Posts Tagged 'Leadership'

The Love Train

When love comes to town,
I’m gonna jump that train
When love comes to town,
I’m gonna catch that flame
Maybe I was wrong to ever let you down,
But I did what I did before love came to town

Nothing like a little BB King and U2 to start things off.

I have written a little on this idea of love in business in the past. You may recall a blog centered on Kip Tindell from Container Store and a keynote speach I heard from Chris Lowney reflecting on the Jesuit philosophy on leadership. Since then I have not been able to shake this idea of business love.

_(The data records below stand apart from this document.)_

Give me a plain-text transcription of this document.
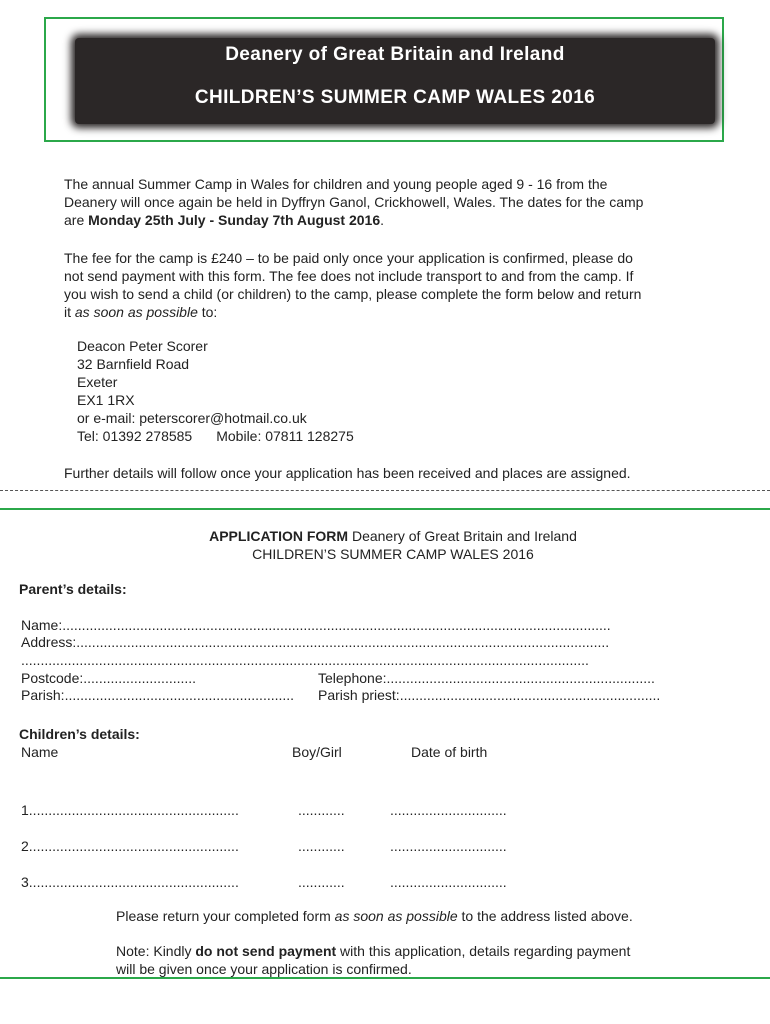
Deanery of Great Britain and Ireland
CHILDREN’S SUMMER CAMP WALES 2016
The annual Summer Camp in Wales for children and young people aged 9 - 16 from the
Deanery will once again be held in Dyffryn Ganol, Crickhowell, Wales. The dates for the camp
are Monday 25th July - Sunday 7th August 2016.
The fee for the camp is £240 – to be paid only once your application is confirmed, please do
not send payment with this form. The fee does not include transport to and from the camp. If
you wish to send a child (or children) to the camp, please complete the form below and return
it as soon as possible to:
Deacon Peter Scorer
32 Barnfield Road
Exeter
EX1 1RX
or e-mail: peterscorer@hotmail.co.uk
Tel: 01392 278585 Mobile: 07811 128275
Further details will follow once your application has been received and places are assigned.
APPLICATION FORM Deanery of Great Britain and Ireland
CHILDREN’S SUMMER CAMP WALES 2016
Parent’s details:
Name:.............................................................................................................................................
Address:.........................................................................................................................................
..................................................................................................................................................
Postcode:.............................	Telephone:.....................................................................
Parish:........................................................... Parish priest:...................................................................
Children’s details:
Name	Boy/Girl	Date of birth
1......................................................	............	..............................
2......................................................	............	..............................
3......................................................	............	..............................
Please return your completed form as soon as possible to the address listed above.
Note: Kindly do not send payment with this application, details regarding payment
will be given once your application is confirmed.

I will be the first to admit that I have never been the poster child for touchy feely leadership. For the most part the places I have worked over the past 20 years had management teams that were cut from the same cloth – the cloth of management with a good dose of fear perhaps sprinkled in with a jagged version of tough love. Now don’t get me wrong, I have worked under some highly intelligent, highy motivated, and sucessful leadership teams. But I doubt many would use the word “love” to describe those leaders.

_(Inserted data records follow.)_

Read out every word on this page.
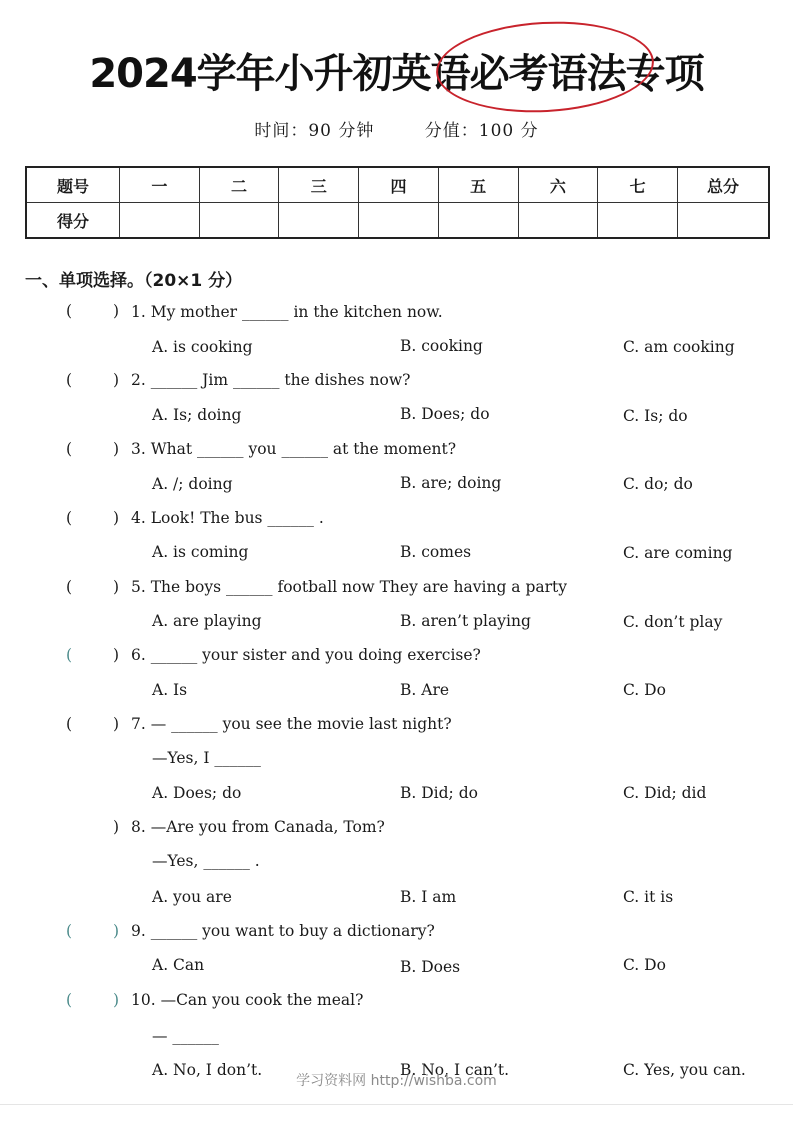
2024学年小升初英语必考语法专项
时间：90 分钟	分值：100 分
题号	一	二	三	四	五	六	七	总分
得分								
一、单项选择。（20×1 分）
(	) 1. My mother ______ in the kitchen now.
A. is cooking	B. cooking	C. am cooking
(	) 2. ______ Jim ______ the dishes now?
A. Is; doing	B. Does; do	C. Is; do
(	) 3. What ______ you ______ at the moment?
A. /; doing	B. are; doing	C. do; do
(	) 4. Look! The bus ______ .
A. is coming	B. comes	C. are coming
(	) 5. The boys ______ football now They are having a party
A. are playing	B. aren’t playing	C. don’t play
(	) 6. ______ your sister and you doing exercise?
A. Is	B. Are	C. Do
(	) 7. — ______ you see the movie last night?
—Yes, I ______
A. Does; do	B. Did; do	C. Did; did
) 8. —Are you from Canada, Tom?
—Yes, ______ .
A. you are	B. I am	C. it is
(	) 9. ______ you want to buy a dictionary?
A. Can	B. Does	C. Do
(	) 10. —Can you cook the meal?
— ______
A. No, I don’t.	B. No, I can’t.	C. Yes, you can.
学习资料网 http://wishba.com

Those radical Jesuits had a different idea about this leadership thing. Their version of leadership was to see the potential in each employee, to make a commitment to unleash that potential and to cultivate the resulting loyalty and support to unite and drive a team to success. That is their idea of love-based leadership. To see the potential in a person and to help that person reach that potential. It is a concept that is based on the thought that all employees are self-motivated to achieve success and that the leader’s role is to help by putting each person in situations to succeed and to give them the tools they need to succeed.

For me, I doubt the majority of the management teams I have worked under in my career would ever be considered as the face of “love-based” management. There may have been moments of love and compassion but for the most part the management styles have been motivation by fear and tension. That said, those teams and the resulting business results were generally succesful, but it makes you wonder if the results could have been even greater with a more loved based leadership approach. There is no way to go back and replay the past, so all we can do is ponder that thought and perhaps learn from it.

It is said that your style of management is shaped by those who have managed you, and I think that is true to an extent. While I don’t think I am as hard core as some of my former bosses, I do think my style has been influenced by them. Fortunately, I also think that you are influenced by others around you and what you read and hear. I am grateful to have been able to watch strong leaders succeed using techniques more in line with the Jesuit style of leaderhship and to be exposed to books, articles and speakers that get there is more than one way to lead. Whether it is listening to the likes of Kip Tindell, watching how my own father lead a school district or reading books on the subject; I have come to realize that one can lead and manage without using fear as the main motivator.

I am not fully on the “love train” just yet, but I have jumped into the boxcar and am slowly pulling my body all the way in. Hopefully some day I will make my way to the engine and drive that train.